Plutonium reprocessing, on the other hand, is a chemical process requiring less power and water, and so such plants can be situated in more remote locations, like Yongbyon, which is about 60 miles north of Pyongyang.

But plutonium reprocessing gives off distinctive emissions that can be tracked and measured, even in very small amounts. Experts familiar with the joint operation between the C.I.A. and Russian intelligence said plutonium reprocessing emits an isotope of krypton in gaseous form that is relatively easy to detect. The Russians were apparently given American sensing equipment to help analysts determine whether reprocessing was under way at Yongbyon, which after 1994 would have been a violation of the agreement reached under the Clinton administration, known as the Agreed Framework. The equipment could also help the C.I.A. determine whether plutonium reprocessing had secretly been moved to another site in North Korea.
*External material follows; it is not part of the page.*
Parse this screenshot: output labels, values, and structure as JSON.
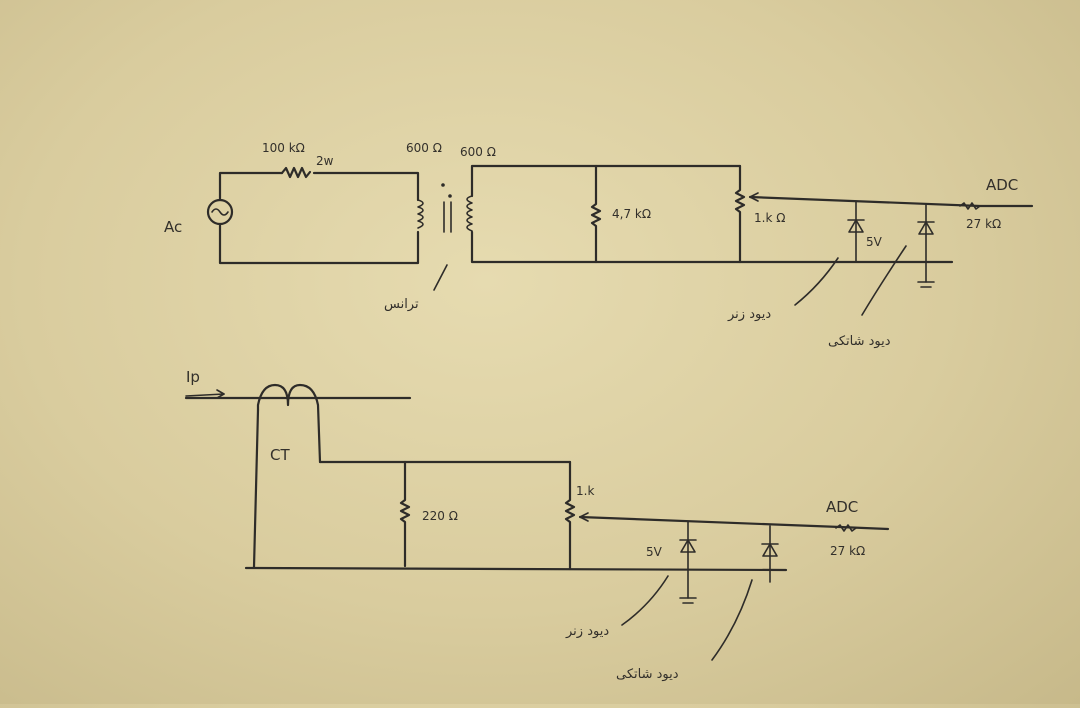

"Krypton is a very good technical indicator that is hard to hide," said one person familiar with the intelligence efforts. "If you are able to situate the sniffers in the right places, then you could have confidence that you can find out whether plutonium reprocessing is going on or not."


Now, if the Russian and American intelligence services were cooperative to this extent, how hard would it be to conspire to bribe North Korean border guards to let smugglers get in American radios for psychological warfare broadcasts?